Revisión del texto, notas y comentario: Tomás Álvarez, O.C.D.
EL
CASTILLO INTERIOR O LAS MORADAS
MORADAS QUINTAS
Capítulo 3
Continúa
la misma materia. Dice de otra manera de unión que puede alcanzar el alma con
el favor de Dios, y lo que importa para esto el amor del prójimo. Es de mucho
provecho.
1.
Pues tornemos a nuestra palomica (1)[1]
y veamos algo de lo que Dios da en este estado. Siempre se entiende que ha de
procurar ir adelante en el servicio de nuestro Señor y en el conocimiento
propio; que si no hace más de recibir esta merced y, como cosa ya segura, descuidarse
en su vida y torcer el camino del cielo, que son los mandamientos, acaecerle ha
lo que a la que sale del gusano, que echa la simiente para que produzcan otras
y ella queda muerta para siempre.
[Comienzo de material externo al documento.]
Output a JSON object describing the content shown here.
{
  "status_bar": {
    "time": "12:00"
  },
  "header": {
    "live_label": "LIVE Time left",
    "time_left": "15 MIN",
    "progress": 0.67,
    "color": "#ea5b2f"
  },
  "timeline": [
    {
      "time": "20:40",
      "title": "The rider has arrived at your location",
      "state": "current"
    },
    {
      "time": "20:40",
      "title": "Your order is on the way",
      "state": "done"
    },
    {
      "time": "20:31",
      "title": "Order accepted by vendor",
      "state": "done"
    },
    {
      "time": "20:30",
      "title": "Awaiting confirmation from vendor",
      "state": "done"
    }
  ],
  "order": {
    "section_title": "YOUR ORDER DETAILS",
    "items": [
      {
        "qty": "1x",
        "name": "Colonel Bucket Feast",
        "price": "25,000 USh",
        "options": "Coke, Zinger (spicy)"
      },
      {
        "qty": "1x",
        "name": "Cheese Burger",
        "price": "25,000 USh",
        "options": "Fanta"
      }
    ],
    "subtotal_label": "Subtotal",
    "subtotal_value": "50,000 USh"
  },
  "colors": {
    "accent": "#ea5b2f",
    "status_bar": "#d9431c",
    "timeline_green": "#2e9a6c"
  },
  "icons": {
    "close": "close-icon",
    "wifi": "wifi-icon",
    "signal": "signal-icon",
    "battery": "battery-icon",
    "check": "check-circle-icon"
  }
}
Digo que echa la simiente, porque tengo para
mí que quiere Dios que no sea dada en balde una merced tan grande; sino que ya
que no se aproveche de ella para sí, aproveche a otros. Porque como queda con
estos deseos y virtudes dichas, el tiempo que dura en el bien siempre hace
provecho a otras almas y de su calor les pega calor; y aun cuando le tienen ya
perdido, acaece quedar con esa gana de que se aprovechen otros, y gusta de dar
a entender las mercedes que Dios hace a quien le ama y sirve.
2.
Yo he conocido persona que le acaecía así (2)[2],
que estando muy perdida gustaba de que se aprovechasen otras con las mercedes
que Dios le había hecho y mostrarles el camino de oración a las que no le
entendían, e hizo harto provecho, harto. Después le tornó el Señor a dar luz.
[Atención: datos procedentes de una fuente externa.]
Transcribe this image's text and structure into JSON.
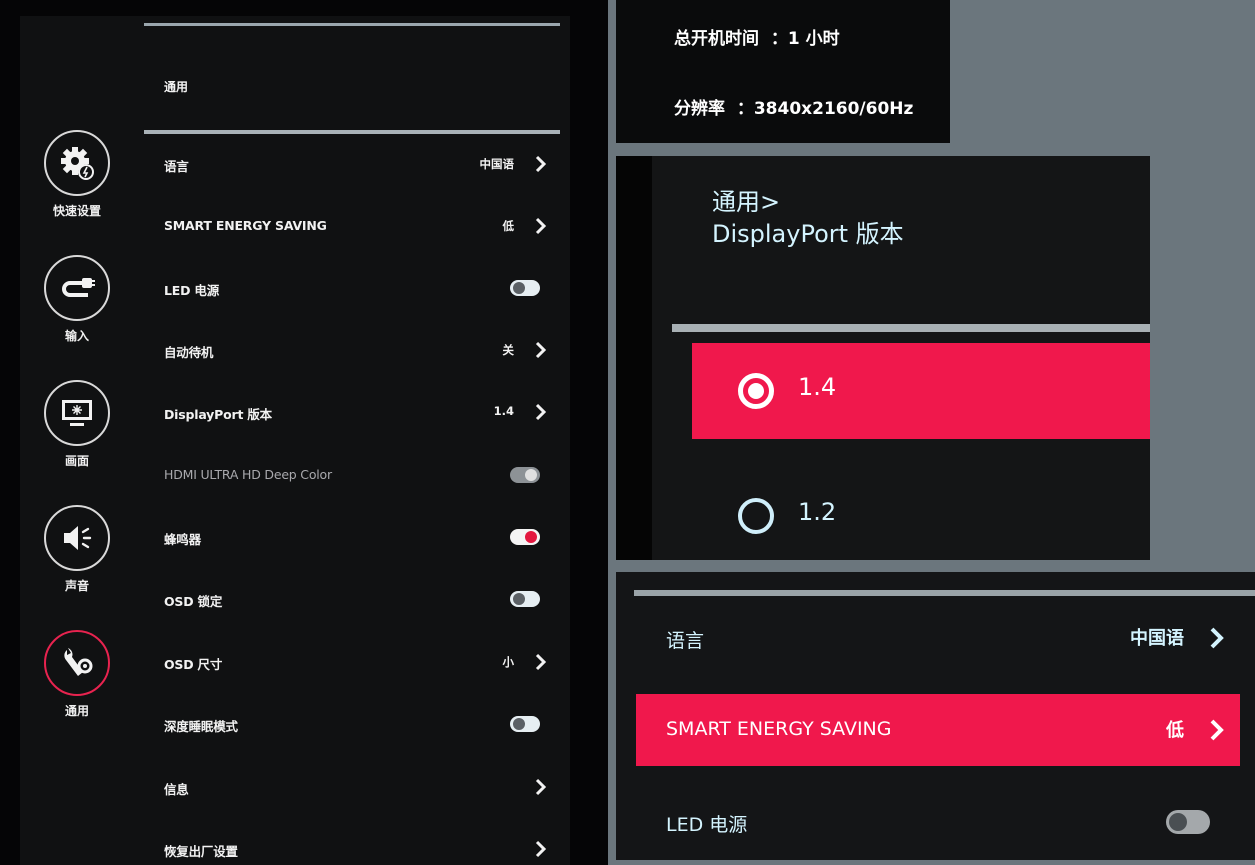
{
  "sidebar": {
    "items": [
      {
        "label": "快速设置",
        "icon": "gear-badge-icon",
        "active": false
      },
      {
        "label": "输入",
        "icon": "input-cable-icon",
        "active": false
      },
      {
        "label": "画面",
        "icon": "monitor-icon",
        "active": false
      },
      {
        "label": "声音",
        "icon": "speaker-icon",
        "active": false
      },
      {
        "label": "通用",
        "icon": "wrench-gear-icon",
        "active": true
      }
    ]
  },
  "menu": {
    "title": "通用",
    "rows": [
      {
        "label": "语言",
        "value": "中国语",
        "control": "chevron"
      },
      {
        "label": "SMART ENERGY SAVING",
        "value": "低",
        "control": "chevron"
      },
      {
        "label": "LED 电源",
        "value": "",
        "control": "toggle-off"
      },
      {
        "label": "自动待机",
        "value": "关",
        "control": "chevron"
      },
      {
        "label": "DisplayPort 版本",
        "value": "1.4",
        "control": "chevron"
      },
      {
        "label": "HDMI ULTRA HD Deep Color",
        "value": "",
        "control": "toggle-disabled"
      },
      {
        "label": "蜂鸣器",
        "value": "",
        "control": "toggle-on"
      },
      {
        "label": "OSD 锁定",
        "value": "",
        "control": "toggle-off"
      },
      {
        "label": "OSD 尺寸",
        "value": "小",
        "control": "chevron"
      },
      {
        "label": "深度睡眠模式",
        "value": "",
        "control": "toggle-off"
      },
      {
        "label": "信息",
        "value": "",
        "control": "chevron"
      },
      {
        "label": "恢复出厂设置",
        "value": "",
        "control": "chevron"
      }
    ]
  },
  "info": {
    "uptime": "总开机时间  ：1 小时",
    "resolution": "分辨率  ：3840x2160/60Hz"
  },
  "dp_panel": {
    "crumb": "通用>",
    "title": "DisplayPort 版本",
    "options": [
      {
        "label": "1.4",
        "selected": true
      },
      {
        "label": "1.2",
        "selected": false
      }
    ]
  },
  "zoom_panel": {
    "rows": [
      {
        "label": "语言",
        "value": "中国语",
        "control": "chevron",
        "selected": false
      },
      {
        "label": "SMART ENERGY SAVING",
        "value": "低",
        "control": "chevron",
        "selected": true
      },
      {
        "label": "LED 电源",
        "value": "",
        "control": "toggle-off",
        "selected": false
      }
    ]
  },
  "colors": {
    "accent": "#f0184c",
    "background": "#101112",
    "text_highlight": "#d4f4ff"
  }
}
Verdad es que aún no tenía los efectos que quedan dichos. Mas ¡cuántos debe
[de] haber que los llama el Señor al apostolado –como a Judas–, comunicando con
ellos, y los llama para hacer reyes –como a Saúl (3)[3]–,
y después por su culpa se pierden! De donde sacaremos, hermanas, que para ir
mereciendo más y más, y no perdiéndonos como estos, la seguridad que podemos
tener es la obediencia y no torcer de la ley de Dios, digo a quien hiciere
semejantes mercedes, y aun a todos.
3.
Paréceme que queda algo oscura, con cuanto he dicho, esta morada. Pues hay
tanta ganancia de entrar en ella, bien será que no parezca quedan sin esperanza
a los que el Señor no da cosas tan sobrenaturales; pues la verdadera unión se
puede muy bien alcanzar, con el favor de nuestro Señor, si nosotros nos
esforzamos a procurarla con no tener voluntad sino atada con lo que fuere la
voluntad de Dios. ¡Oh, qué de ellos habrá que digamos esto y nos parezca que no
queremos otra cosa y moriríamos por esta verdad, como creo ya he dicho! (4)[4]
Pues yo os digo, y lo diré muchas veces, que cuando lo fuere, que habéis
alcanzado esta merced del Señor, y ninguna cosa se os dé de estotra unión
regalada que queda dicha, que lo que hay de mayor precio en ella es por proceder
de esta que ahora digo y por no poder llegar a lo que queda dicho si no es muy
cierta la unión de estar resignada nuestra voluntad en la de Dios (5)[5].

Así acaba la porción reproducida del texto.